Maybe I will find other people who is trying to create the natural language programming or human-language-level programming.
David Cooper is interested in natural-language programming. The Graham Nelson, the creator of the Inform system (
http://inform7.com/) is interested in natural-language programming. Pablo, who developed the SAL (the Spanish/English version of the Plain English Programming (
https://forums.anandtech.com/threads/na ... l.2559516/) is interested in natural-language programming. Generally speaking, maybe you'll find that people "brought up" in the C-language tradition are less amenable to the idea of natural language programming than people "brought up" in the BASIC/COBOL/Pascal tradition.
Brute-force natural language "understanding" is simple and yet has given us interesting and useful Apparent Intelligences like Amazon's ALEXA, Apple's SIRI, Wolfram's ALPHA, Microsoft's CORTANA and Google's HOME. And Plain English programming.
Plain English Programming is a very good starting point.
Maybe the Plain English Programming is a better route to follow than the neural network approach, and anyone who follows it will likely get to AGI sooner. The neural net approach will create imperfect AGI which may be highly irrational. We'll never be able to trust it. We need to design AGI where we understand every little bit of functionality contained in it, and that's what my approach will provide. A development of Plain English Programming would do the same because it programs everything directly without training any imperfect nets.
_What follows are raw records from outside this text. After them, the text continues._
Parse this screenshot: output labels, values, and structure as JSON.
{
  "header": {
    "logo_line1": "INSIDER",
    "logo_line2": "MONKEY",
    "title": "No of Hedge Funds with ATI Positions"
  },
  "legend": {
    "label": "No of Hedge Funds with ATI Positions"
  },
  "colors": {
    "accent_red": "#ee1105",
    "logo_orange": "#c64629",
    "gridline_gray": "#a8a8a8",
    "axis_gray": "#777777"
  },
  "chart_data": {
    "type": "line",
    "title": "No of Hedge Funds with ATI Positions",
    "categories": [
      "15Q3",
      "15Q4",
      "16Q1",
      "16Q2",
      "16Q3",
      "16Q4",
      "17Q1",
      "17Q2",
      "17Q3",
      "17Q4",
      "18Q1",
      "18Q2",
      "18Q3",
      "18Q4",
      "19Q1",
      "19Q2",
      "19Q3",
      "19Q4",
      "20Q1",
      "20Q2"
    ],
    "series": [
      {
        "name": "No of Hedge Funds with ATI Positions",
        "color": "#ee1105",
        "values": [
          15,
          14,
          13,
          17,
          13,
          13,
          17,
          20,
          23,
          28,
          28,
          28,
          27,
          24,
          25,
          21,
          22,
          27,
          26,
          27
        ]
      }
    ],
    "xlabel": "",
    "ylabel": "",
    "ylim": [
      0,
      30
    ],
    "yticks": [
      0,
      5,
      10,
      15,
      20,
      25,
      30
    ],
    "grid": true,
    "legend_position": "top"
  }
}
Plain English Programming may be able to become full NLP if enough people interact with it and extend the range of phrases it can handle, so while it may only handle a subset of English today, that is not an inherent restriction on it. It can keep improving as people write code to support more words. For that reason, it is arguably not a step towards NLP because it arguably already is NLP. We will only find out when enough code is written to handle all words an all possible uses of them. Maybe it will run into difficulties with ambiguities, but little additions to the program could fix that. AGI will study Plain English Programming in the future to see what it could have done if the world had got behind it in 2006.